Either way though, Arab youth, this is the time to shine. Media will be as curious as we are of the Arab States throughout the 2 weeks, so they should be there to offer their perspective on what’s being said, and the alternative policies they would like to see promoted. The experience of attending their first COP, and the media attention attached, should have a galvanising effect in giving Arab youth involved the inspiration and food for thought to build a much wider and longer lasting movement than could ever be done in the next few months leading up to COP18.

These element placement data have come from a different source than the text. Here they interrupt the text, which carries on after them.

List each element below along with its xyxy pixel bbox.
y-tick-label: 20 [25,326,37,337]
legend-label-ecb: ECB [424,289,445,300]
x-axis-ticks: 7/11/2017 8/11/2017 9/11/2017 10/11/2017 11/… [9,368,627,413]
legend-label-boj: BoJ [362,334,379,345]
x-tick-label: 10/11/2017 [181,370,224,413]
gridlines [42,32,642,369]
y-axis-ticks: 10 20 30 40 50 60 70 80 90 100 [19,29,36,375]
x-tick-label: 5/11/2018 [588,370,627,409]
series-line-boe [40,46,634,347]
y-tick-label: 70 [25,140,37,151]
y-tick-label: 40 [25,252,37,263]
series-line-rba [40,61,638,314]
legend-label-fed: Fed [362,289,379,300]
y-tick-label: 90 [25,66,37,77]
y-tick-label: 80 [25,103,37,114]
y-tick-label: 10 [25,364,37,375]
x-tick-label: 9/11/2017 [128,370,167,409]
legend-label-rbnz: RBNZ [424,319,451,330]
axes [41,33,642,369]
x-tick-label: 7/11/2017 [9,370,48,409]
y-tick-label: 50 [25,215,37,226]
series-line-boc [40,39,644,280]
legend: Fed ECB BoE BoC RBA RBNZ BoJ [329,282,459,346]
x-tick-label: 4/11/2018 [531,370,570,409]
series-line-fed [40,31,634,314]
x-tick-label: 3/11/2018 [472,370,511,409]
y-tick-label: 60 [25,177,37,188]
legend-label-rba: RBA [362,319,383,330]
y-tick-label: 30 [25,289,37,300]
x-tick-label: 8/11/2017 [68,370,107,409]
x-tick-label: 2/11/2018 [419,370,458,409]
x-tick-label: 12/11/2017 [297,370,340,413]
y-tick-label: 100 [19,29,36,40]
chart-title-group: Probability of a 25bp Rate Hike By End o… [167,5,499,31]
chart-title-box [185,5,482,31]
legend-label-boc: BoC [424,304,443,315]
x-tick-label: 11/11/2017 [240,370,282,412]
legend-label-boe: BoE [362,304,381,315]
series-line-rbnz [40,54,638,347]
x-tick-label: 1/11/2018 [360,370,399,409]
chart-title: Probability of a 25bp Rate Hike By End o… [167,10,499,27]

I’ll be blogging more regularly from now on, given that this is a whole new area of interest for me, the Arab world, and it will be a steep learning curve from an environmental perspective. Not because I want to go there and promote Western solutions boxed up with an ‘environmental policy’ label on them, but because I am interested in deeper engagement. That is, engaging with the young people who have been calling for social and political justice so strongly over the last year and a half, by bringing together the ‘environmental’ and social justice narratives to demonstrate how they can effectively support each other and should be called for in tandem. The political landscape in these countries is so fast moving, and in some areas, volatile; and the societal context that I will be working within so alien to me-primarily the religious piety and the societal expectations of young people and women-that I want keep thinking through my experiences and disseminating them, because those in the ‘environmental’ camp have consistently shunned engaging with these states out of partly a lack of resources and part laziness – its comforting and easy to blame the ills of the climate change discourse on a collection of stubborn opposers.
Well, the chips are down, and they’ve called our bluff, so its time to engage, and lets do it properly this time.